Nice build mate. Any reason why you didn't use the RFD 868X for control, seeing as it has that facility?

Comment by Mike Isted on August 25, 2018 at 6:27am

Hi Lyn,

That's a very good point and thanks for your kind words. I may well build on that angle in the future.

In the first instance, part of this is to investigate exactly what the RFD brings to the table, my main interest being  reliability in the field. 

Which brings me to my second point.  A major cause of drone crashes is the loss of communications, so I am interested in having several ways of communicating, rather than routing everything through one device.  It's the same reason that the receiver has potential for dual redundancy (and I may also add a last ditch connection to the iridium network!).  

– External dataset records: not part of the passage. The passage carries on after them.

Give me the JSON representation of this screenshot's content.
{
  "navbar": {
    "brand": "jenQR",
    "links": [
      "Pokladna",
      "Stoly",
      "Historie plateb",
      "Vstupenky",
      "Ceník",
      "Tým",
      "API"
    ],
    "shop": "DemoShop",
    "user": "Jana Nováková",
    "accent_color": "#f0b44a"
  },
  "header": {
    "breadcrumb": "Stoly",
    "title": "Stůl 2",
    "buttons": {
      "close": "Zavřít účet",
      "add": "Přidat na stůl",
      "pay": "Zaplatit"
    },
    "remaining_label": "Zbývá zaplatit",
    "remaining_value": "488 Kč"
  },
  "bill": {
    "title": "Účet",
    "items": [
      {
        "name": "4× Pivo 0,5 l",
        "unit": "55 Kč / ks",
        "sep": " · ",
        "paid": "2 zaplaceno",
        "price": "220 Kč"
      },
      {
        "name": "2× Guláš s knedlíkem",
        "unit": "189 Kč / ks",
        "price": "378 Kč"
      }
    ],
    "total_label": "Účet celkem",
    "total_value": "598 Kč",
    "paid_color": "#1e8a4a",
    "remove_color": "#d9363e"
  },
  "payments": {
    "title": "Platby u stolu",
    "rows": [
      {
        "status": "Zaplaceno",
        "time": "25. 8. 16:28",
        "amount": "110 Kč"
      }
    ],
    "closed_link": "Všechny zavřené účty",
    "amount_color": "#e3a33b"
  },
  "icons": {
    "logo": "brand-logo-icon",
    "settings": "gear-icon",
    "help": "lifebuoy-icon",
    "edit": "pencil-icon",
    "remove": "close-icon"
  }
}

I'm happy to accept I'm paranoid on the safety front, though!

Comment by Lyn Rees on August 25, 2018 at 8:01am

Totally understand your reasoning on the safety front. I myself fly a coax quad, along with fixed wings, for the same reason it also has dual power supply from the twin batteries through the full system. the only thing I worry about now is the FC. i believe Marco is working on dual FC at this time.

Comment by Mike Isted on August 25, 2018 at 8:15am

I have a prototype triple redundant system on my desk... (allied to a TX2 as well)...

Comment by Lyn Rees on August 25, 2018 at 8:26am

Be very interested in knowing more:-)

I live in RCT. Perhaps we will bump into each other one day and swap thought:-)

Comment by Mike Isted on August 25, 2018 at 9:24am

Also working on dual power supply - problem with just connecting in parallel is that if one goes short, it takes out the other.  Connecting via a high power Schottky(?) diode should do the trick, I think.  Need to do a little reading up, but that's the thought.

Comment by Lyn Rees on August 25, 2018 at 11:31am

The cool thing with the co-ax is I can drive the motors 4 + 4 so the main supply powers (2 x 10'000, 6S) never meet. The multi copter has a better than 2.2:1 power to weight ratio. In this way I can afford to lose an entire side (4 motor / prop combinations) without loosing the copter (control is compromised quite heavily if all 4 shut down however). The secondary feeds (12V, 5.3V etc) from both custom power boards are protected via an "ideal diode". In this way I can dual feed any item without worrying about one supply taking out the other in the event of a failure!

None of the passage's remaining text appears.